Actually, most Hadoop vendors might agree with that sentiment right now. Hadoop startup Hortonworks, which has a tight partnership with Teradata, makes no bones about its strategy of acting as a data platform in which users can store and process their big data, but that is designed to work very well with more-sophisticated analytic software such as Teradata.
“We don’t force the customer to make a hard decision of ‘I’m going to unplug one and move to another and hope it all works,’” Hortonworks CEO Rob Bearden told me recently.
Another Hadoop vendor, MapR, is working on its own open source SQL-on-Hadoop tool, but has also baked support for the HP Vertica analytic database into its software.
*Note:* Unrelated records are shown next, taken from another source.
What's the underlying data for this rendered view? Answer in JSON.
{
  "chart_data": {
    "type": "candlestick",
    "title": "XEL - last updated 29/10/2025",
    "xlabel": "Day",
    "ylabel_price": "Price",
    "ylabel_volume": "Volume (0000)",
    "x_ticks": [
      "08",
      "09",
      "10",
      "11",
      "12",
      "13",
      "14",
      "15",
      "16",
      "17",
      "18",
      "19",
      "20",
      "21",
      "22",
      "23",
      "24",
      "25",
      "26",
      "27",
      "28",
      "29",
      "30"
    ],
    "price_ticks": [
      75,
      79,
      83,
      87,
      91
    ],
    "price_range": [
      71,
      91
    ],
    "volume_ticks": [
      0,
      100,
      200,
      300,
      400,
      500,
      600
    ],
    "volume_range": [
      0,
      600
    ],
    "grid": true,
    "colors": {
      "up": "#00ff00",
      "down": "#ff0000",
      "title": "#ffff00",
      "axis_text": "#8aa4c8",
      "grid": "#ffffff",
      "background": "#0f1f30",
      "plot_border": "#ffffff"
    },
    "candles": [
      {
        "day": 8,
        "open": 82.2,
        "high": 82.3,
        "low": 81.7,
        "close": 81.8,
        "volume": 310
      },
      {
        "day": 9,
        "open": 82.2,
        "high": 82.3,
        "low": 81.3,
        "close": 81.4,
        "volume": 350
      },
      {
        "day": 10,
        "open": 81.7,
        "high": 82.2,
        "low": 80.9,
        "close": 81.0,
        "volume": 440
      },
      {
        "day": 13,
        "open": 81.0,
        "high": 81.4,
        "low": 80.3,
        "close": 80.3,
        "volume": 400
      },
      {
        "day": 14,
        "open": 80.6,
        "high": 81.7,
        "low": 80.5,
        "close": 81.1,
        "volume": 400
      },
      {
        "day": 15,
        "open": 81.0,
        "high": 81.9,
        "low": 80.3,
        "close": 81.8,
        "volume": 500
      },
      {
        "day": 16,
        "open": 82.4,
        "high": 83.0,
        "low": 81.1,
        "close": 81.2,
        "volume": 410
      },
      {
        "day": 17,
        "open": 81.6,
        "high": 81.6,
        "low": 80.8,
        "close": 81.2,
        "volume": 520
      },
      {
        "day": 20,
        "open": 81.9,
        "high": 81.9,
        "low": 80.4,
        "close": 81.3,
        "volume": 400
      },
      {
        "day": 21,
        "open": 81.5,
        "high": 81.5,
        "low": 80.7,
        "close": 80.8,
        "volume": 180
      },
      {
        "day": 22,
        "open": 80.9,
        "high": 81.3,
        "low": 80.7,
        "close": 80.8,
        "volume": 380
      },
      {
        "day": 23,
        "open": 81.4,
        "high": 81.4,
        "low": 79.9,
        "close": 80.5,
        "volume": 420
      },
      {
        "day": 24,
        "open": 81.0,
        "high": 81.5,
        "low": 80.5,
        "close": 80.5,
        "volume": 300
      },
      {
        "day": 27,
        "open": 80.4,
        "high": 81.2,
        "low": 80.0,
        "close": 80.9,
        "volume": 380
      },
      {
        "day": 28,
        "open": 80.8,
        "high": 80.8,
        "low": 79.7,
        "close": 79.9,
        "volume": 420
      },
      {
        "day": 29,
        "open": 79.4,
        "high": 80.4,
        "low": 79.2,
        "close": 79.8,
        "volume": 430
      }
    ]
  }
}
Even Cloudera, the Hadoop vendor most vocal about positioning itself as a disruptive force to the enterprise data warehouse vendors such as Teradata, still relies heavily on software partners, including those selling data warehouses and doesn’t discount their value.
Existence doesn’t mean growth
However, none of this is to say that Teradata or other companies of its ilk (actually, most of its previous independent competitors have been acquired by companies such as IBM, HP and EMC) will remain unscathed from a revenue perspective — even if its largest customers are still scaling up like crazy. The advent of Hadoop does mean that customers can house more data in an inexpensive locale rather than paying high per-terabyte rates. The move toward SQL on Hadoop does mean that customers can move some analytic workloads onto less-expensive systems.
Intel expects Hadoop will eventually be the most popular workload running atop its server processors. If that turns out to be true, it will represent a level of investment in Hadoop across companies of all types that might lead CIOs to demand even more from it and the companies selling it. Already, EMC-VMware spinoff Pivotal, in particular, is making a big bet that customers will want to buy their Hadoop, their databases and their data warehouses from a single source, and it’s tinkering with its pricing to make its vision a reality.
The uptick in interest for Spark, a next-generation in-memory processing framework that can run atop the Hadoop file system, only makes Hadoop look better. Spark has a subproject called Shark that’s designed for interactive, in-memory SQL queries. Even business intelligence startups such as ClearStory Data and Platfora — two companies that would certainly like to take some market share from Teradata — are either built on Spark or working on supporting it.
Away from Hadoop, there are database startups such as MemSQL and Citus Data that are building fast, distributed and relatively inexpensive analytic databases that speak SQL but can analyze data in a variety of formats and across different data stores.
Teradata might be the world’s biggest and best pure-play analytics vendor, but nothing lasts forever. Just look at IBM: It still sells and services mainframes, but it’s not betting the future on them. It doesn’t even sell servers anymore. As the open source community (and the startups built on its software) continues to encroach on Teradata’s territory, it probably has to do something really big to reestablish its dominance, or get used to a future that looks a lot like IBM’s mainframe business.
Yes, it will remain indispensable to some very large companies and very important workloads, but everything else might find a different home.